Entering high school, Molly “loved math and hated
science.” Physics turned her around. In fact, she
claims that she owes passing her first-year advanced chemistry
course at Harvard to taking Physics II at Milton with Tom
Sando. “He was militant about teaching thermodynamics;
he felt that was the province and responsibility of physics
teachers. That came to bear on my life exactly one year
later in chemistry.
“Then,” Molly says, “the molecular focus
of biology hooked me. I like molecular biology because it’s
so complicated. Milton was more focused on molecular biology
than the AP course is, or than other high-school programs
are, and that’s what the focus of biology at Harvard
was for me. I was extremely well prepared for Harvard biology,
where they start with genetics, and I was comfortable with
that. I know that the labs Diane Gilbert-Diamond (Milton
science department) is doing in molecular biology are the
ones I was doing at Harvard, researching my thesis.

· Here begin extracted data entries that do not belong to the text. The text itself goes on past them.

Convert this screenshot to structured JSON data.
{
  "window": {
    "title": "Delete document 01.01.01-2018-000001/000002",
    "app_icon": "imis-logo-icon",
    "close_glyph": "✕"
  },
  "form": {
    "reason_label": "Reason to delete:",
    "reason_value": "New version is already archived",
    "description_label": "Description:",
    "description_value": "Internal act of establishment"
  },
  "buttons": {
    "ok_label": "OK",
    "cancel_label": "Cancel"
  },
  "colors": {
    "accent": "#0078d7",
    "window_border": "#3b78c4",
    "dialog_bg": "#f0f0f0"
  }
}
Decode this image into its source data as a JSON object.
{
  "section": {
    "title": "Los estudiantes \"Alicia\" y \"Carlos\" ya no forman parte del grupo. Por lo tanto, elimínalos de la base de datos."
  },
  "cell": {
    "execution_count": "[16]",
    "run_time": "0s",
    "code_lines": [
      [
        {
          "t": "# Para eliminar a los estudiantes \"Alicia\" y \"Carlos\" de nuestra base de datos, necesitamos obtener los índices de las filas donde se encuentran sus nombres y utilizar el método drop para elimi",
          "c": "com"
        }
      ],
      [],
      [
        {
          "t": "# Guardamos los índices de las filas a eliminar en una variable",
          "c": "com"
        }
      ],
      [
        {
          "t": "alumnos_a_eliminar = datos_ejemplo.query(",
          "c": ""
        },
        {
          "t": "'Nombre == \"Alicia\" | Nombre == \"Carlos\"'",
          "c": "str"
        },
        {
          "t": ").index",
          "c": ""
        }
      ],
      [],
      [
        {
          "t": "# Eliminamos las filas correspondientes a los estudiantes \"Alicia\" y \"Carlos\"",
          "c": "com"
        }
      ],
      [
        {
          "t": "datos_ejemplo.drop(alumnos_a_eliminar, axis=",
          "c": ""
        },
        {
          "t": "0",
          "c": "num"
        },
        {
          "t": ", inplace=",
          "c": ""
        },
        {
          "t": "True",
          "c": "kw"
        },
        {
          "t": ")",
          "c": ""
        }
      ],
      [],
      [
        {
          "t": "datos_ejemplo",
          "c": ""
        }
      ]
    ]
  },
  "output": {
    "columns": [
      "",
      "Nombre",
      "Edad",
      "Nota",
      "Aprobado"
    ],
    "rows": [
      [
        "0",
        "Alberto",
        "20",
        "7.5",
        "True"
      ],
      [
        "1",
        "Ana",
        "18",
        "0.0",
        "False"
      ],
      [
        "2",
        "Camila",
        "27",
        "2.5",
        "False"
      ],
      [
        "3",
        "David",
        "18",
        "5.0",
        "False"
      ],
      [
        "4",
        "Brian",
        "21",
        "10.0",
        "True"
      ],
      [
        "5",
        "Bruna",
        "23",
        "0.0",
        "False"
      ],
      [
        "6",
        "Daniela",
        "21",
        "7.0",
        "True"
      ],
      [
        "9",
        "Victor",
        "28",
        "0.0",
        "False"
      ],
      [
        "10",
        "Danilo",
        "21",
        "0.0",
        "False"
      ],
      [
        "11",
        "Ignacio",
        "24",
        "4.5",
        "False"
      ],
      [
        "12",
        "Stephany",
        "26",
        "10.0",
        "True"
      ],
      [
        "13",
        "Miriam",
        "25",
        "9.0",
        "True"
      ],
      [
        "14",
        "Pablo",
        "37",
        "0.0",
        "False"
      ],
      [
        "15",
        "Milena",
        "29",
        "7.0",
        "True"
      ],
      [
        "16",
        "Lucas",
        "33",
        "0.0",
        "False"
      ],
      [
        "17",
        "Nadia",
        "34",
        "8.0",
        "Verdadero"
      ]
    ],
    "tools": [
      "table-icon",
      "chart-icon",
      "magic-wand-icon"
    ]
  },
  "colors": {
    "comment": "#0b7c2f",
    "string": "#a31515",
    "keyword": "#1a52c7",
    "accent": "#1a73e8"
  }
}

During her freshman year in college, Molly began thinking
she would go into applied math, or history and politics.
Then, during the spring semester, she took genetics and
never stopped taking biology. “I finished my molecular
biology courses early, because of the good preparation at
Milton, and therefore could take graduate courses in immunology
while I was still an undergrad, and then go right on to
Cold Spring Harbor.”
From Cold Spring Harbor Molly sought out a place in the
Oxford-NIH program because “my interest,” she
says, “is disease driven, human welfare driven; this
is the aspect of science that is thrilling to me.”